AMIA urges CMS to focus on health IT improvement activities in hospital payment rule

June 28, 2018

In comments submitted to the Centers for Medicare & Medicaid Services (CMS), the American Medical Informatics Association (AMIA) applauded federal officials for balancing burden reduction provisions with a need to continue making progress on health IT adoption and use. As part of the EHR Incentive Program’s continued evolution, the nation’s leading clinical informaticians called on CMS to abandon program reliance on prescriptive measures, in favor of hospital-developed improvement activities.

CMS announced in April several new proposals aimed at changing the EHR Incentive Program, also known as Meaningful Use, for hospitals. The newly renamed “Promoting Interoperability (PI) Program” would require the use of 2015 Edition CEHRT 2019 and continue a 90-day EHR reporting period through 2020. The PI Program would also include a new points system scoring methodology and fewer required measures for hospitals to report.
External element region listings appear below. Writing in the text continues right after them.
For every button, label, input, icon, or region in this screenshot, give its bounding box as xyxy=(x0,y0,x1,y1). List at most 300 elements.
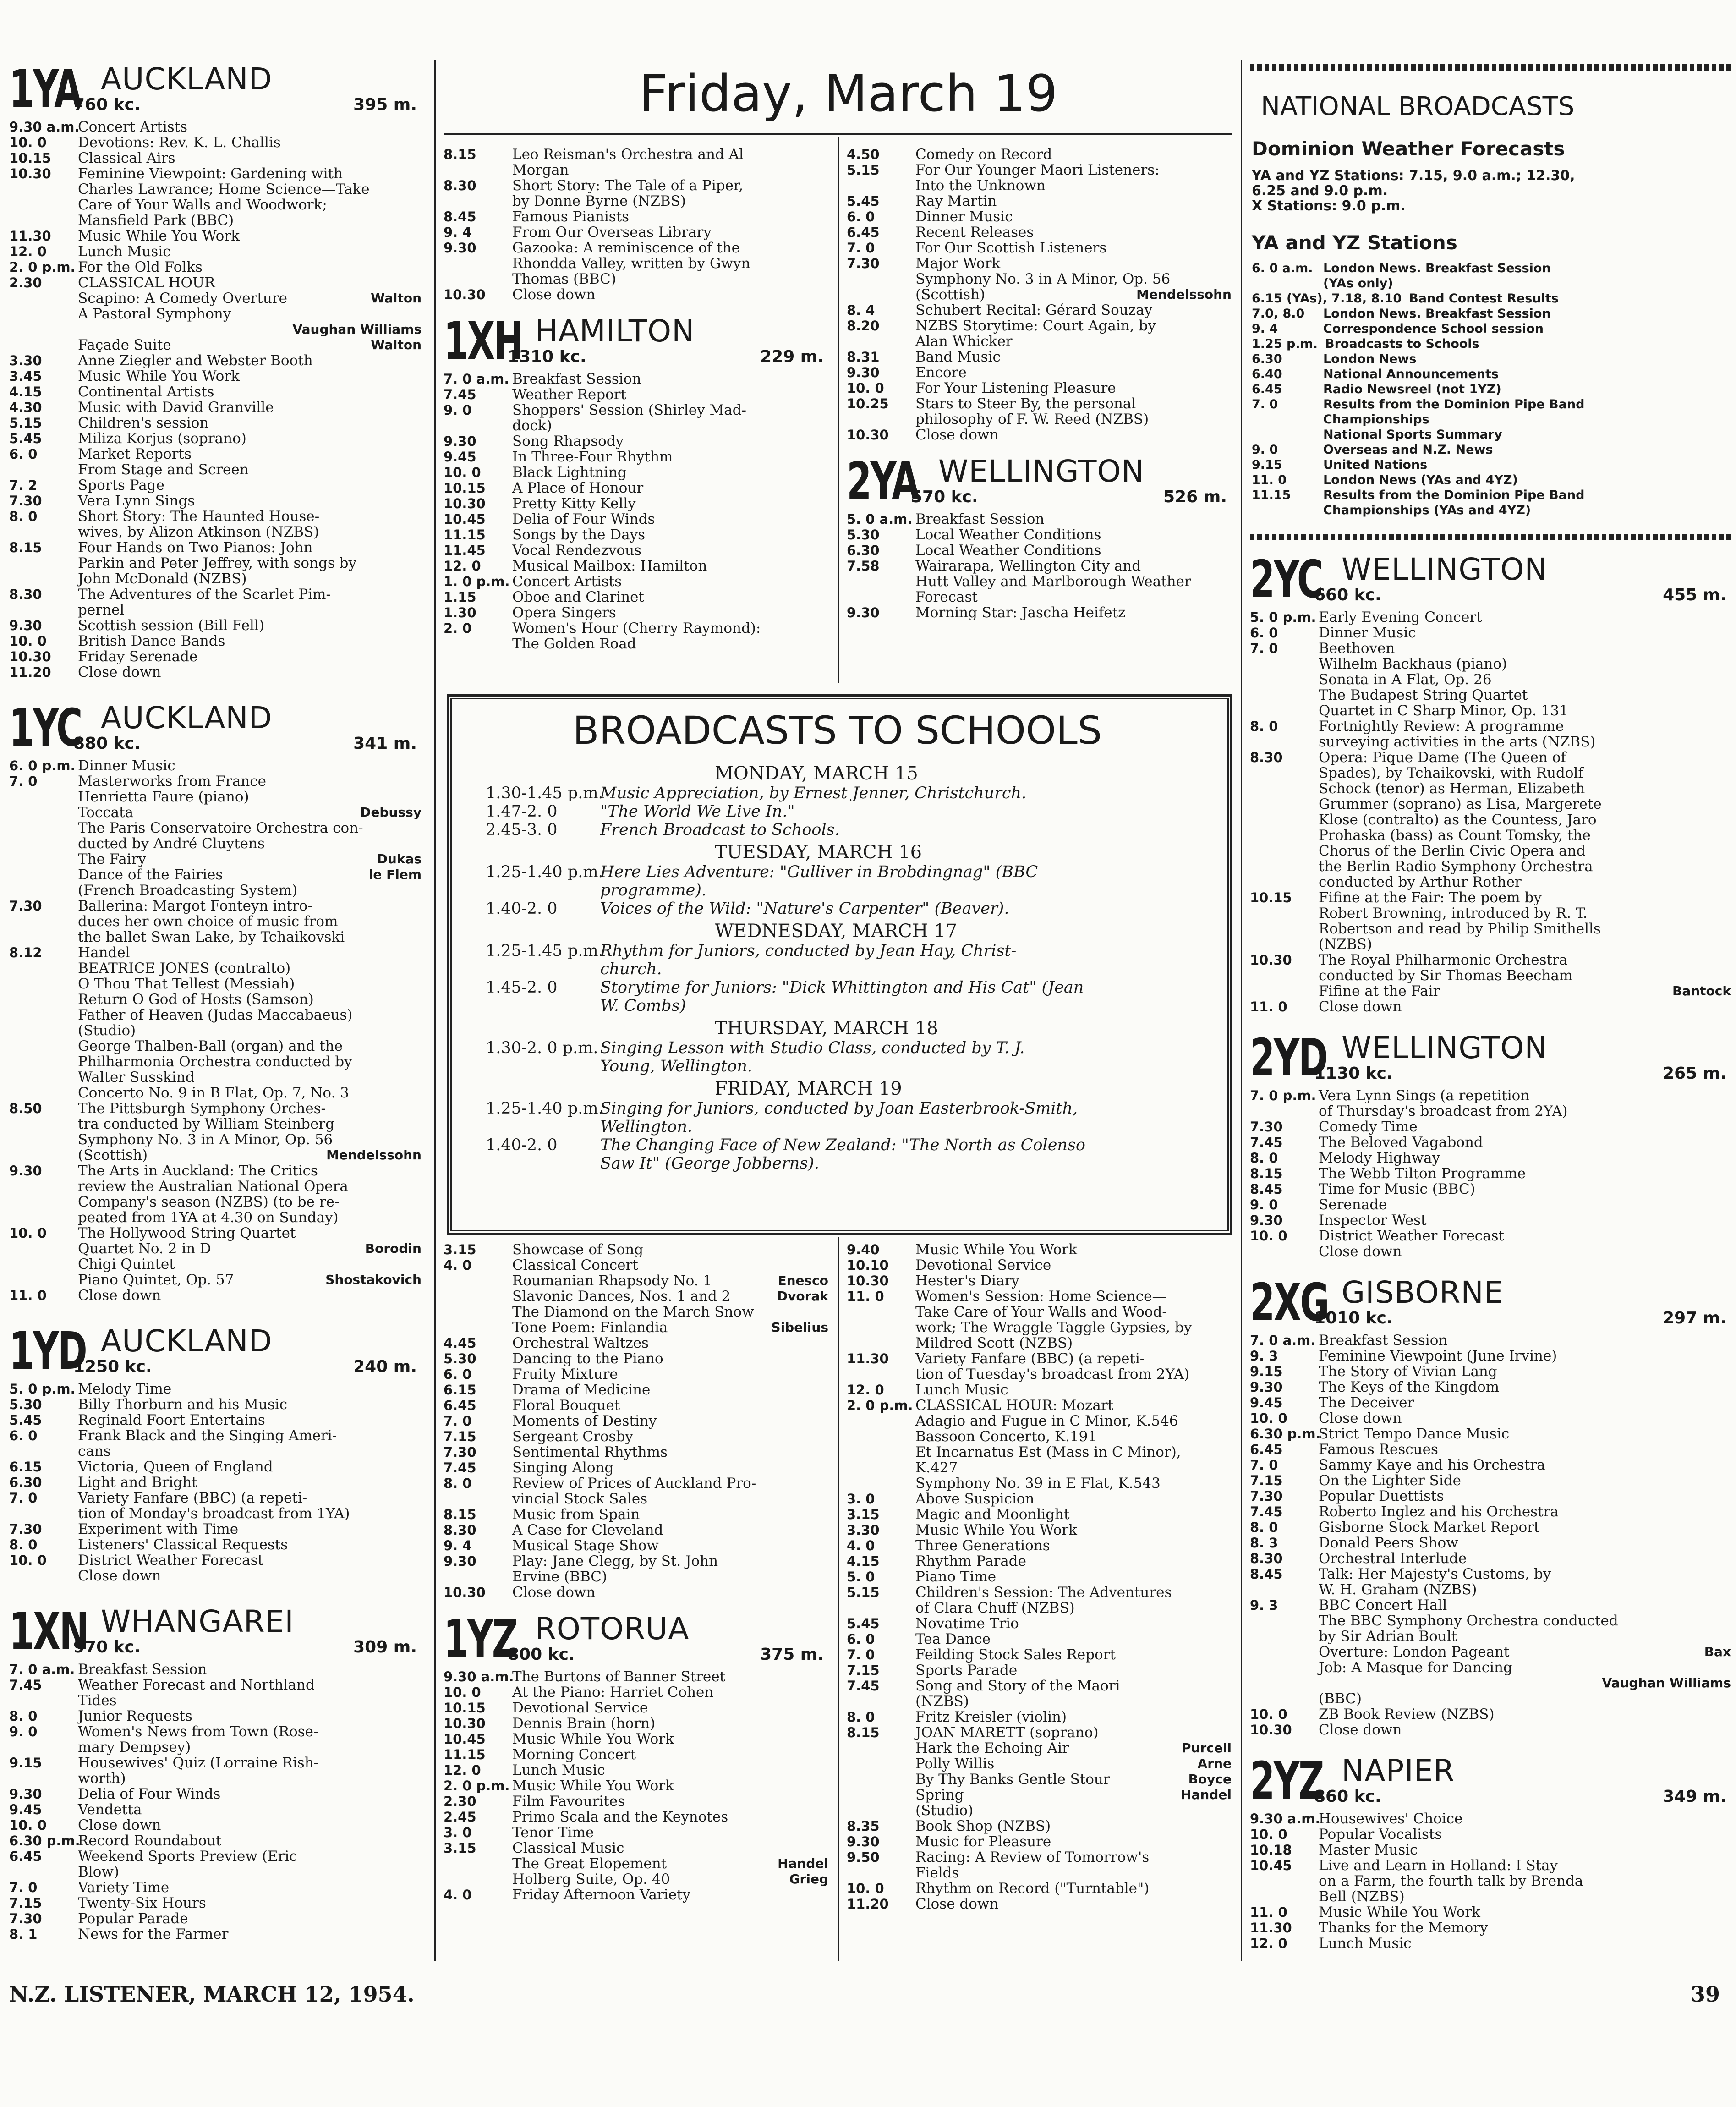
program-line xyxy=(847,1865,1232,1881)
program-title: Piano Time xyxy=(915,1569,997,1585)
program-composer: Walton xyxy=(371,291,422,306)
program-composer: Walton xyxy=(371,337,422,352)
program-title: Ervine (BBC) xyxy=(512,1569,608,1585)
program-line xyxy=(9,1381,422,1397)
national-line xyxy=(1252,337,1479,351)
program-line xyxy=(9,197,422,213)
station-frequency: 1130 kc. xyxy=(1314,1064,1393,1083)
station-name: WELLINGTON xyxy=(1342,552,1548,587)
program-line xyxy=(1250,1244,1731,1259)
program-time: 5. 0 a.m. xyxy=(847,511,913,527)
program-title: Roumanian Rhapsody No. 1 xyxy=(512,1273,712,1289)
program-line xyxy=(1250,1675,1731,1691)
weather-line: 6.25 and 9.0 p.m. xyxy=(1252,183,1388,199)
program-time: 9.45 xyxy=(1250,1395,1283,1410)
schools-title: BROADCASTS TO SCHOOLS xyxy=(573,708,1102,753)
program-composer: Arne xyxy=(1197,1756,1232,1771)
station-callsign: 2YD xyxy=(1250,1028,1327,1088)
program-title: Sonata in A Flat, Op. 26 xyxy=(1319,671,1492,688)
program-time: 5.45 xyxy=(9,1412,42,1428)
program-title: Short Story: The Tale of a Piper, xyxy=(512,177,744,194)
program-time: 6.45 xyxy=(1252,382,1282,396)
national-line xyxy=(1252,261,1551,275)
program-title: Robert Browning, introduced by R. T. xyxy=(1319,905,1588,922)
program-line xyxy=(1250,983,1731,999)
program-title: The Adventures of the Scarlet Pim- xyxy=(78,586,331,603)
program-line xyxy=(1250,625,1731,641)
program-line xyxy=(9,1179,422,1194)
program-title: Fifine at the Fair xyxy=(1319,983,1440,999)
program-title: Delia of Four Winds xyxy=(512,511,655,527)
program-time: 10.30 xyxy=(1250,1722,1292,1738)
program-time: 4.50 xyxy=(847,147,880,162)
schools-time: 1.30-2. 0 p.m. xyxy=(486,1039,598,1057)
program-line xyxy=(9,1708,422,1724)
program-time: 9. 4 xyxy=(1252,322,1278,336)
station-heading xyxy=(1250,550,1731,609)
station-callsign: 2YZ xyxy=(1250,1751,1323,1811)
program-time: 11.45 xyxy=(444,543,486,558)
program-line xyxy=(847,240,1232,256)
program-title: Quartet No. 2 in D xyxy=(78,1240,211,1257)
program-line xyxy=(847,193,1232,209)
program-time: 10.15 xyxy=(1250,890,1292,905)
program-title: worth) xyxy=(78,1770,126,1787)
program-line xyxy=(847,1787,1232,1803)
schools-programme: Saw It" (George Jobberns). xyxy=(600,1154,820,1173)
schools-programme: The Changing Face of New Zealand: "The North as Colenso xyxy=(600,1136,1086,1154)
program-time: 9.30 xyxy=(847,605,880,620)
program-line xyxy=(847,1444,1232,1460)
program-line xyxy=(9,509,422,524)
weather-forecasts-heading: Dominion Weather Forecasts xyxy=(1252,137,1565,160)
program-line xyxy=(1250,1936,1731,1951)
program-composer: Bantock xyxy=(1672,983,1731,999)
program-line xyxy=(1250,1103,1731,1119)
program-title: The Webb Tilton Programme xyxy=(1319,1165,1526,1182)
program-title: Hutt Valley and Marlborough Weather xyxy=(915,573,1191,590)
schools-line xyxy=(486,942,1016,960)
program-time: 6.15 xyxy=(444,1382,476,1398)
program-line xyxy=(9,1163,422,1179)
program-time: 11.15 xyxy=(444,527,486,543)
station-callsign: 2YC xyxy=(1250,550,1322,609)
program-title: For Our Younger Maori Listeners: xyxy=(915,162,1160,178)
program-time: 7.58 xyxy=(847,558,880,574)
program-composer: Debussy xyxy=(360,805,422,820)
program-title: Anne Ziegler and Webster Booth xyxy=(78,352,313,369)
program-line xyxy=(1250,1629,1731,1644)
program-line xyxy=(1250,1088,1731,1103)
program-title: At the Piano: Harriet Cohen xyxy=(512,1684,714,1701)
program-title: National Sports Summary xyxy=(1323,428,1502,442)
program-title: Fields xyxy=(915,1865,959,1881)
program-line xyxy=(444,1413,828,1429)
program-title: Devotional Service xyxy=(512,1700,648,1716)
schools-time: 1.30-1.45 p.m. xyxy=(486,784,603,802)
program-title: Short Story: The Haunted House- xyxy=(78,508,320,525)
national-line xyxy=(1252,352,1416,366)
ya-yz-heading: YA and YZ Stations xyxy=(1252,231,1457,254)
schools-time: 1.25-1.40 p.m. xyxy=(486,1099,603,1118)
program-line xyxy=(9,1926,422,1942)
program-title: Breakfast Session xyxy=(512,371,641,387)
program-title: The Beloved Vagabond xyxy=(1319,1134,1483,1151)
program-title: Songs by the Days xyxy=(512,527,646,543)
program-line xyxy=(9,555,422,571)
program-line xyxy=(847,1694,1232,1709)
program-title: Weather Forecast and Northland xyxy=(78,1677,315,1693)
program-line xyxy=(9,337,422,353)
program-title: work; The Wraggle Taggle Gypsies, by xyxy=(915,1319,1192,1336)
station-frequency: 800 kc. xyxy=(508,1645,575,1664)
program-title: Time for Music (BBC) xyxy=(1319,1181,1475,1197)
program-time: 8.30 xyxy=(444,178,476,193)
schools-line xyxy=(486,1057,752,1075)
station-name: HAMILTON xyxy=(535,313,695,349)
schools-day-heading: WEDNESDAY, MARCH 17 xyxy=(715,921,958,942)
program-line xyxy=(444,1335,828,1351)
program-line xyxy=(9,135,422,150)
decorative-border xyxy=(1250,534,1731,540)
program-time: 2.45 xyxy=(444,1809,476,1825)
program-time: 3. 0 xyxy=(847,1491,875,1507)
program-time: 3.15 xyxy=(444,1840,476,1856)
program-line xyxy=(9,1490,422,1506)
program-time: 11.15 xyxy=(1252,488,1291,502)
program-title: Showcase of Song xyxy=(512,1241,644,1258)
program-time: 10. 0 xyxy=(847,380,884,396)
program-line xyxy=(9,587,422,602)
schools-time: 1.40-2. 0 xyxy=(486,1136,558,1154)
program-title: Handel xyxy=(78,944,130,961)
program-time: 10.30 xyxy=(847,1273,889,1289)
program-time: 10.15 xyxy=(9,150,51,166)
program-time: 10.30 xyxy=(444,1585,486,1600)
schools-time: 1.47-2. 0 xyxy=(486,802,558,821)
program-time: 7.45 xyxy=(444,1460,476,1476)
program-title: Three Generations xyxy=(915,1537,1050,1554)
program-title: Symphony No. 3 in A Minor, Op. 56 xyxy=(915,271,1171,287)
schools-programme: Rhythm for Juniors, conducted by Jean Hay, Christ- xyxy=(600,942,1017,960)
program-line xyxy=(9,1054,422,1070)
program-time: 7.15 xyxy=(9,1895,42,1911)
program-title: Close down xyxy=(1319,1722,1402,1738)
program-time: 7.45 xyxy=(9,1677,42,1693)
program-line xyxy=(9,322,422,337)
program-title: Market Reports xyxy=(78,446,192,462)
program-line xyxy=(847,178,1232,193)
program-title: Live and Learn in Holland: I Stay xyxy=(1319,1857,1558,1874)
program-title: Music While You Work xyxy=(78,368,240,384)
program-line xyxy=(847,1366,1232,1382)
program-title: Famous Pianists xyxy=(512,209,630,225)
program-title: JOAN MARETT (soprano) xyxy=(915,1724,1099,1741)
program-line xyxy=(1250,609,1731,625)
program-line xyxy=(444,1429,828,1444)
program-title: The Deceiver xyxy=(1319,1394,1414,1411)
program-time: 7. 0 a.m. xyxy=(444,371,509,387)
program-title: (Studio) xyxy=(915,1802,974,1819)
program-line xyxy=(9,1412,422,1428)
program-line xyxy=(444,418,828,433)
schools-day-heading: MONDAY, MARCH 15 xyxy=(715,763,918,784)
program-title: From Our Overseas Library xyxy=(512,224,712,241)
program-line xyxy=(1250,1644,1731,1660)
program-time: 9.30 xyxy=(847,1834,880,1849)
program-composer: Borodin xyxy=(365,1241,422,1256)
program-line xyxy=(847,1803,1232,1818)
station-frequency: 1250 kc. xyxy=(73,1357,152,1376)
program-title: Job: A Masque for Dancing xyxy=(1319,1659,1512,1676)
program-time: 7.30 xyxy=(9,1911,42,1926)
program-title: Music While You Work xyxy=(512,1778,674,1794)
program-title: Thanks for the Memory xyxy=(1319,1920,1488,1936)
program-title: News for the Farmer xyxy=(78,1926,229,1942)
national-line xyxy=(1252,382,1501,396)
program-line xyxy=(444,1538,828,1553)
program-line xyxy=(847,1849,1232,1865)
program-line xyxy=(847,365,1232,380)
schools-time: 1.25-1.45 p.m. xyxy=(486,942,603,960)
program-time: 4.15 xyxy=(9,384,42,400)
program-title: Delia of Four Winds xyxy=(78,1786,221,1802)
program-time: 8. 0 xyxy=(847,1709,875,1725)
program-time: 10.30 xyxy=(444,287,486,302)
program-title: Major Work xyxy=(915,255,1001,272)
program-time: 4.45 xyxy=(444,1335,476,1351)
program-line xyxy=(444,162,828,178)
station-heading xyxy=(9,1602,422,1662)
program-title: Band Music xyxy=(915,349,1001,365)
program-title: tra conducted by William Steinberg xyxy=(78,1116,334,1132)
program-time: 5. 0 p.m. xyxy=(9,1381,76,1397)
program-line xyxy=(9,1537,422,1553)
program-title: Rhondda Valley, written by Gwyn xyxy=(512,255,750,272)
program-line xyxy=(1250,703,1731,719)
program-title: of Thursday's broadcast from 2YA) xyxy=(1319,1103,1568,1119)
program-line xyxy=(444,371,828,387)
program-time: 5. 0 xyxy=(847,1569,875,1585)
program-line xyxy=(9,976,422,992)
program-line xyxy=(847,527,1232,543)
program-title: Close down xyxy=(78,664,161,680)
schools-programme: Voices of the Wild: "Nature's Carpenter" (Beaver). xyxy=(600,900,1009,918)
program-line xyxy=(9,945,422,960)
program-time: 11. 0 xyxy=(1250,1904,1287,1920)
program-line xyxy=(444,449,828,465)
program-time: 3. 0 xyxy=(444,1825,472,1840)
national-line xyxy=(1252,412,1429,427)
program-title: Opera Singers xyxy=(512,604,616,621)
program-line xyxy=(444,1794,828,1809)
program-line xyxy=(1250,874,1731,890)
program-time: 6.30 xyxy=(9,1475,42,1490)
program-time: 9.30 xyxy=(9,1163,42,1179)
station-heading xyxy=(9,698,422,758)
program-time: 8.45 xyxy=(1250,1566,1283,1582)
program-line xyxy=(1250,1228,1731,1244)
program-title: Vocal Rendezvous xyxy=(512,542,642,559)
program-title: Local Weather Conditions xyxy=(915,542,1101,559)
program-line xyxy=(9,1443,422,1459)
program-line xyxy=(9,384,422,400)
program-line xyxy=(9,306,422,322)
program-time: 2. 0 p.m. xyxy=(847,1398,913,1413)
program-title: Record Roundabout xyxy=(78,1833,222,1849)
program-title: surveying activities in the arts (NZBS) xyxy=(1319,734,1596,750)
schools-programme: Wellington. xyxy=(600,1118,693,1136)
program-title: Popular Parade xyxy=(78,1910,188,1927)
program-line xyxy=(9,415,422,431)
program-time: 10. 0 xyxy=(1250,1706,1287,1722)
program-title: Women's Hour (Cherry Raymond): xyxy=(512,620,761,636)
program-time: 7.30 xyxy=(9,1521,42,1537)
program-line xyxy=(9,649,422,664)
program-title: Vera Lynn Sings (a repetition xyxy=(1319,1087,1530,1104)
program-line xyxy=(1250,1873,1731,1889)
program-line xyxy=(1250,1842,1731,1858)
program-title: Drama of Medicine xyxy=(512,1382,651,1398)
program-time: 5.45 xyxy=(9,431,42,446)
program-time: 9. 0 xyxy=(1252,443,1278,457)
program-line xyxy=(1250,828,1731,843)
program-composer: Dukas xyxy=(377,851,422,867)
program-title: Famous Rescues xyxy=(1319,1441,1438,1458)
program-line xyxy=(1250,672,1731,687)
program-title: Classical Concert xyxy=(512,1257,638,1273)
program-time: 10. 0 xyxy=(1250,1410,1287,1426)
program-time: 7. 0 a.m. xyxy=(9,1662,75,1677)
program-line xyxy=(847,1507,1232,1522)
program-title: K.427 xyxy=(915,1460,958,1476)
station-heading xyxy=(1250,1028,1731,1088)
program-line xyxy=(847,1351,1232,1366)
program-title: Master Music xyxy=(1319,1842,1418,1858)
program-title: cans xyxy=(78,1443,111,1460)
program-time: 7. 0 xyxy=(9,1490,38,1506)
program-time: 8.15 xyxy=(444,1507,476,1522)
program-line xyxy=(9,1475,422,1490)
schools-programme: W. Combs) xyxy=(600,997,686,1015)
program-line xyxy=(9,150,422,166)
program-line xyxy=(1250,781,1731,796)
program-time: 9.30 xyxy=(444,433,476,449)
program-title: Popular Duettists xyxy=(1319,1488,1444,1504)
program-line xyxy=(9,1397,422,1412)
program-title: Polly Willis xyxy=(915,1756,995,1772)
program-title: Classical Airs xyxy=(78,150,175,166)
program-line xyxy=(444,1840,828,1856)
program-line xyxy=(847,1647,1232,1663)
program-line xyxy=(1250,937,1731,952)
program-title: Musical Mailbox: Hamilton xyxy=(512,558,707,574)
program-line xyxy=(9,820,422,836)
program-title: Strict Tempo Dance Music xyxy=(1319,1426,1510,1442)
program-line xyxy=(847,1289,1232,1304)
program-line xyxy=(1250,1613,1731,1629)
program-time: 7.15 xyxy=(847,1663,880,1678)
program-title: Dinner Music xyxy=(915,209,1013,225)
program-title: Book Shop (NZBS) xyxy=(915,1818,1051,1834)
program-time: 9.30 xyxy=(847,365,880,380)
program-time: 10. 0 xyxy=(847,1881,884,1896)
program-title: Father of Heaven (Judas Maccabaeus) xyxy=(78,1007,353,1023)
program-line xyxy=(9,1085,422,1101)
program-line xyxy=(1250,921,1731,937)
program-composer: Bax xyxy=(1704,1644,1731,1659)
program-title: Spring xyxy=(915,1787,964,1803)
program-title: Sports Parade xyxy=(915,1662,1018,1679)
program-line xyxy=(444,1491,828,1507)
program-title: Close down xyxy=(512,286,596,303)
station-name: AUCKLAND xyxy=(101,1323,273,1359)
program-title: Chorus of the Berlin Civic Opera and xyxy=(1319,843,1586,859)
program-line xyxy=(847,605,1232,620)
program-line xyxy=(847,1881,1232,1896)
program-line xyxy=(847,380,1232,396)
program-time: 9.45 xyxy=(9,1802,42,1817)
program-time: 9.30 xyxy=(1250,1379,1283,1395)
station-callsign: 1YC xyxy=(9,698,82,758)
program-composer: Purcell xyxy=(1181,1740,1232,1756)
program-line xyxy=(847,1304,1232,1320)
station-wavelength: 455 m. xyxy=(1663,586,1726,604)
program-line xyxy=(847,1382,1232,1398)
program-time: 11.30 xyxy=(847,1351,889,1366)
program-time: 7.30 xyxy=(1250,1119,1283,1135)
program-line xyxy=(444,147,828,162)
program-time: 9. 0 xyxy=(1250,1197,1278,1213)
program-title: wives, by Alizon Atkinson (NZBS) xyxy=(78,524,319,540)
program-title: Women's Session: Home Science— xyxy=(915,1288,1166,1305)
program-line xyxy=(847,1678,1232,1694)
program-line xyxy=(9,119,422,135)
program-line xyxy=(1250,1348,1731,1364)
program-title: of Clara Chuff (NZBS) xyxy=(915,1600,1075,1616)
program-line xyxy=(1250,1213,1731,1228)
program-title: Devotions: Rev. K. L. Challis xyxy=(78,134,281,151)
program-line xyxy=(1250,1442,1731,1457)
column-rule xyxy=(434,60,436,1961)
program-title: Friday Afternoon Variety xyxy=(512,1887,691,1903)
program-time: 6.45 xyxy=(1250,1442,1283,1457)
program-line xyxy=(9,805,422,820)
national-line xyxy=(1252,458,1427,472)
program-line xyxy=(444,1242,828,1257)
program-time: 6. 0 xyxy=(9,1428,38,1443)
program-time: 8. 0 xyxy=(9,1537,38,1553)
program-time: 3.30 xyxy=(9,353,42,368)
program-line xyxy=(444,574,828,589)
program-line xyxy=(1250,1551,1731,1566)
program-title: Stars to Steer By, the personal xyxy=(915,395,1136,412)
program-time: 9.45 xyxy=(444,449,476,465)
program-title: Correspondence School session xyxy=(1323,322,1544,336)
program-line xyxy=(9,571,422,587)
program-title: Melody Time xyxy=(78,1381,172,1397)
program-line xyxy=(9,1849,422,1864)
station-name: AUCKLAND xyxy=(101,700,273,735)
station-name: NAPIER xyxy=(1342,1753,1455,1789)
program-title: Rhythm on Record ("Turntable") xyxy=(915,1880,1150,1897)
program-title: (Studio) xyxy=(78,1022,136,1039)
program-line xyxy=(9,166,422,181)
program-title: Comedy Time xyxy=(1319,1119,1418,1135)
program-line xyxy=(847,1818,1232,1834)
program-line xyxy=(1250,1166,1731,1181)
program-title: Orchestral Waltzes xyxy=(512,1335,649,1351)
AMIA largely supported these proposals, while recognizing that important functionalities related to retired patient engagement measures, such as secure messaging, education, and use of patient-generated health data, must remain part of CEHRT.

The proposed rule sought information on how CMS could enhance the program in future years to further nationwide interoperability, improve health information exchange, and promoting innovative uses of health IT. In response, AMIA called for a dramatic shift in how the PI Program of the future should be administered.

“AMIA recommends CMS abandon the construct of measure reporting in favor of an activity-based approach,” AMIA wrote in response. This approach, AMIA argued, “will enable organizations to demonstrate clinically meaningful use of health IT for their specific patient populations and priorities without forcing novel enactment strategies.” AMIA recommended replacing required measures with clinically-relevant “Inpatient Improvement Activities (IIAs).” While similar to the Improvement Activities under the Merit-based Incentive Payment System (MIPS) program, AMIA envisions that such hospital-specific improvement activities would:

  • Rely on the most recent Edition of Certified EHR Technology (CEHRT);
  • Align with a small number of broad strategic priorities established by HHS;
  • Be hospital-developed with a description of expected data inputs, processing, and action steps, with an assessment of impact;
  • Involve a high percentage of all clinicians who deliver care in the facility; and
  • Be posted publicly for purposes of transparency.

Recognizing the difficulty in crafting such a program, AMIA recommended that CMS initiate a broad and inclusive conversation regarding the characteristics of IIAs, and further recommended the CMS Innovation Center (CMMI) initiate pilots to understand what systems and controls are needed to support this program. AMIA hopes that a revamped PI Program will be operational by 2021 for hospitals that are willing to transition away from prescriptive, numerator/denominator-driven measurement.

In addition to these long-term changes to the PI Program, AMIA urged CMS to avoid adding more requirements not currently supported by CEHRT. AMIA pointed to proposed measures not currently supported by 2015 CEHRT as requirements that should not yet be finalized. “A general principle CMS should follow is ensuring that ONC’s Certification Program supports all CMS requirements,” AMIA wrote.

AMIA strongly supported the proposed requirement for providers to use only 2015 Edition CEHRT starting in 2019, while underscoring the need to find ways to expand incentives for adoption to other settings of care.